On a different note (pun intended), I had a conversation a while back with Dockpo about the philosophy behind the home, and wanted to put it in my own words here. Education is fundamental; it is the point at which; it is the catalyst; it is the beginning. By providing education (and an education-friendly environment) these girls are provided the opportunity to create themselves out of material new and strange when discovered in the annals of information access. With their uniqueness and their knowledge, the hope is that they use their platforms to generate compassion and care for others. It becomes an obligation to put Self last and to prevent harm to your Fellow Human. Why is education necessary to achieve such an internal goal? The reasons are superficial; with education comes affluence, problem-solving, networking and communication abilities to enlighten others.

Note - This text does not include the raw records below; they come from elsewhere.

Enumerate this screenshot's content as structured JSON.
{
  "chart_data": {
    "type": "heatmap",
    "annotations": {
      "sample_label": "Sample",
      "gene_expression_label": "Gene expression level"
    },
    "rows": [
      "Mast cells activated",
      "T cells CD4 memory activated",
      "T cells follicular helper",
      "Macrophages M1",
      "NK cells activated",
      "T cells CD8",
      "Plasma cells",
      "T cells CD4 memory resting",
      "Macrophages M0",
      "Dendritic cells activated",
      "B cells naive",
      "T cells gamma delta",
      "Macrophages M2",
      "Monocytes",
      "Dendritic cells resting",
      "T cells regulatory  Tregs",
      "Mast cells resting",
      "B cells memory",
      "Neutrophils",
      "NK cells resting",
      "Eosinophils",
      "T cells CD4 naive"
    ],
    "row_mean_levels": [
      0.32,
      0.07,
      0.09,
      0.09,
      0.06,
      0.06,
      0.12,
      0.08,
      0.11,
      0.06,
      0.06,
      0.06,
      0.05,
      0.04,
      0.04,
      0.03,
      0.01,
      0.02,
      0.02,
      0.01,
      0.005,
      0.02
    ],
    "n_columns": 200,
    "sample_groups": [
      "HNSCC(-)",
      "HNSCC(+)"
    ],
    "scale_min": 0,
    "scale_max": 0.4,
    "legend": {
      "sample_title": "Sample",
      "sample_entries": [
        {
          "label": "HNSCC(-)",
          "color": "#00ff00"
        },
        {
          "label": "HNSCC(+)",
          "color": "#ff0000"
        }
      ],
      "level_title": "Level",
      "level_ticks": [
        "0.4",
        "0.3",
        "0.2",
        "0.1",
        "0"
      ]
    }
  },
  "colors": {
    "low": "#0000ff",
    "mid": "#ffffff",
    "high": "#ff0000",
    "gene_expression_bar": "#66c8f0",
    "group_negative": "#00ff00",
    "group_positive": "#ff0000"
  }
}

I was pleased to hear Dockpo's thoughts and enjoyed the opportunity to put mine into a more cohesive format. I stumbled upon this quote a while ago, and it seems fitting. At the opening of Bowdoin College in 1802, President Joseph McKeen declared that "literary institutions are funded and endowed for the common good, and not for the private advantage of those who resort to them for education. It is not that they may be enabled to pass through life in an easy or reputable manner, but that their mental powers may be cultivated and improved for the benefit of society. If it be true, that no man should live to himself, we may safely assert, that every man who has been aided by a public institution to acquire an education, and to qualify himself for usefulness, is under peculiar obligations to exert his talents for the public good."


  1. Very wonderful journey and job. Good Luck!

  2. I really like your analysis both of soulja boy as well as the intertwining philosophies of education. (Please, will you teach me how to dance?!) That the reasons for education are superificial is something I've been grasping all year, yet it is comforting to know that that superficiality transcends itself and can be built up to action and "common good." I will be thinking about what to do re: finances for the building project, and am so looking forward to seeing you again!

    My deepest condolences regarding Ollie. I'm so, so sorry. Here's to the Happy Hunting Grounds where we'll play with our besties again some day. Much Love.

  3. My dear, you have a beautiful heart and soul and I know what you are going through regarding the loss of your Ollie as I too am still aching over the loss of my Furby. I agree with r. high. I know we will all be reunited again because this love that we have is an eternal love.

    I am finding your blog fascinating!